## **A. Introduction**

#### **A.1. Description & Disscusion of the Background**

London is one of the largest metropolises in the world where almost **9 million** people live and it has a population density of **5,701** people per square kilometer. As a resident of the city, I decided to use London in my project. The city is divided into 33 boroughs in total each controlled by a different political party which is often a good indicator for the affluence of the borough.

While London isn't the largest city or the most densely populated, it is extremely expensive and hard for any new business to prosper. It's not unusual for a small independent business to crop up one month and close down the next due to high rent and high competition. I aim to deliver insights into areas that business owners and investors should set up to avoid running themselves out of business. 

We would expect that cheaper areas would be more sought after for new business owners and more expensive areas for those already with a large brand behind them.

When we consider these things, we can create a map and information chart where the real estate index is placed on London and each district is clustered according to the venue density.
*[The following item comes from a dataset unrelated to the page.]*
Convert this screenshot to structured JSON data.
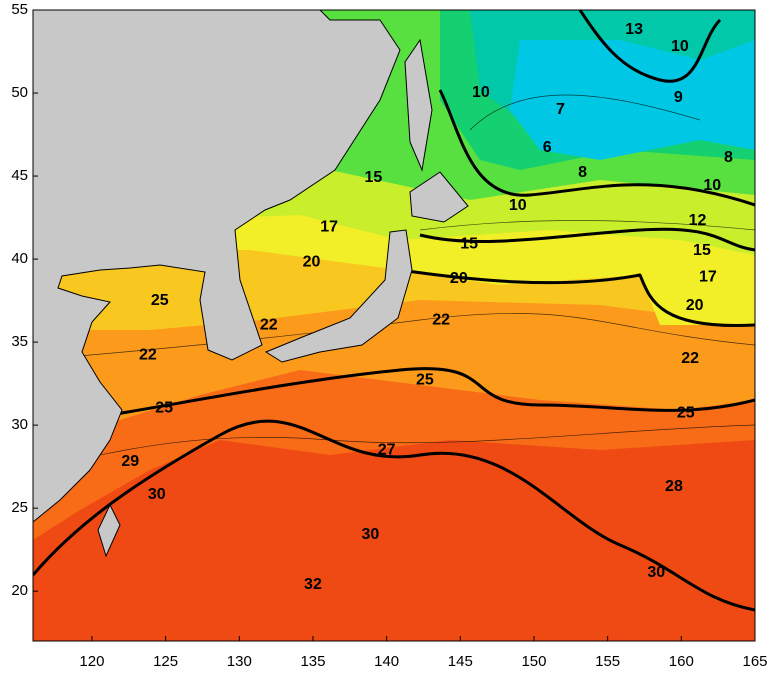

#### **A.2. Data Description**

To consider the problem we can list the data I collected below

* I used the Wikipedia page to list all London boroughs with their longitudes and latitudes and political sway 
* I used **Foursquare API** to get the most common venues of given Borough of London [3].
* I used a public csv file supplied by the London Datastore to find out the average weekly rent of each borough 

In [87]:
from bs4 import BeautifulSoup # this module helps in web scrapping.
import requests
import pandas as pd
from geopy.geocoders import Nominatim
import folium # map rendering library
import numpy as np
from sklearn.cluster import KMeans
import matplotlib.cm as cm
import matplotlib.colors as colors
import pandas as pd
import plotly.express as px
import plotly.graph_objects as go

## **B. Methodology**
----

#### **B.1. Creating data table and data pre-processing**

My master data **df** has the main components *Borough, Political control, Population, Area, Average weekly rent, Latitude* and *Longitude* informations of the city.

In [94]:
df = pd.read_csv("London_borough_df.csv")
df.head()

Unnamed: 0,Borough,Political control,Area (sq mi),Population (2019 est)[1],Rent,Longitude,Latitude
0,Barking and Dagenham,Labour,13.93,212906,95.516082,51.56,0.1557
1,Barnet,Conservative,33.49,395896,101.374365,51.625,-0.1517
2,Bexley,Conservative,23.38,248287,,51.454,0.1505
3,Brent,Labour,16.7,329771,112.660721,51.558,-0.2817
4,Bromley,Conservative,57.97,332336,,51.403,0.0198


Let's group the data by Political Control to help show affluent areas

In [96]:
political_control = df.groupby('Political control', as_index=False)['Rent'].mean()
fig = px.bar(political_control, x="Political control", y="Rent", title='Average rent of each Political Party controlled borough') 
fig.update_layout(yaxis_range=[96,115])
fig.show()

As expected, Conservative controlled areas are typically more affluent leading to higher rent compared to Labour controlled areas.